Les actes de racisme sont punissables au Brésil de un à trois ans de prison ou d'amendes. En conséquence de la décision du STF, ces peines seront désormais applicables aux actes d'homophobie.
Trouble au Congrès
L'annonce du STF a causé le trouble au Congrès, qui s'est senti dépossédé de ses prérogatives. "La Constitution attribue au Congrès national la capacité de légiférer", a souligné la présidence du Sénat dans un communiqué.
Le Parlement respecte la décision du STF "mais ne peut pas accepter l'interprétation selon laquelle il est en défaut, car il s'oriente en fonction du respect de la démocratie et de la pluralité des opinions", a ajouté la présidence du Sénat.
Les Eglises pentecôtistes, qui comptent de nombreux représentants au Congrès brésilien, ne sont pas favorables à des initiatives comme celle qui a été approuvée jeudi par le STF. Nombre de responsables de ces Eglises craignent que la criminalisation de l'homophobie ne restreigne la liberté d'expression de leurs pasteurs, qui rejettent les unions homosexuelles sur la base de textes religieux.
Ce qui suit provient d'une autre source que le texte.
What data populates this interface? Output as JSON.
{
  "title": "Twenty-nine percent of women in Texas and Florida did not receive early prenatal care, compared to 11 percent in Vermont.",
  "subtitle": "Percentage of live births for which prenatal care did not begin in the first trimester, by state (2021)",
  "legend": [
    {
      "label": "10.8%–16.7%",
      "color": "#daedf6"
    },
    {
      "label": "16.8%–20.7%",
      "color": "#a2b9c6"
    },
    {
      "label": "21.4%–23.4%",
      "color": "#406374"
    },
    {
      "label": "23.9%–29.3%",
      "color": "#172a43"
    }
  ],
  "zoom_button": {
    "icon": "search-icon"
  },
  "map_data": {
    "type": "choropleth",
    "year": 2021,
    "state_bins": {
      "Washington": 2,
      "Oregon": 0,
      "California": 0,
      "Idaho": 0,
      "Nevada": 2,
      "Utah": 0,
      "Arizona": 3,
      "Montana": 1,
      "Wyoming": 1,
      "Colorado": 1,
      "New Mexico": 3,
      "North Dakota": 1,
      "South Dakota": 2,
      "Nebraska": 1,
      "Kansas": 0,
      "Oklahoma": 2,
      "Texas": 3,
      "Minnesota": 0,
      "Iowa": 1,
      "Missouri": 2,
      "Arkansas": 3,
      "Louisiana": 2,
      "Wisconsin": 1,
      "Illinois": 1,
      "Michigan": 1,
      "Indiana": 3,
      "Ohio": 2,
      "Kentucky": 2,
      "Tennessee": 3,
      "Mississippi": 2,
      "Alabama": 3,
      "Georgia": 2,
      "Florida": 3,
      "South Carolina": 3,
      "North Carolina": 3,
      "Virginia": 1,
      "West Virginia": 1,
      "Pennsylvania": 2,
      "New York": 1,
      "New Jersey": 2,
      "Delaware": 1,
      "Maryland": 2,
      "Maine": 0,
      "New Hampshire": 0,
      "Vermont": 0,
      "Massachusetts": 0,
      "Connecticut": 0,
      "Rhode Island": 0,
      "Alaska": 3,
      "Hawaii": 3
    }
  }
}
Depuis l’arrivée au pouvoir du très conservateur Jair Bolsonaro, le Brésil ne cesse de réduire les droits des LGBT+. En janvier dernier, le président à tout simplement retiré les questions LGBT+ du portefeuille de la ministre Alvès. Un mois plus tard il a annoncé vouloir éradiquer tous les contenus ayant traits aux questions liées à la communauté LGBT+ dans les manuels scolaires.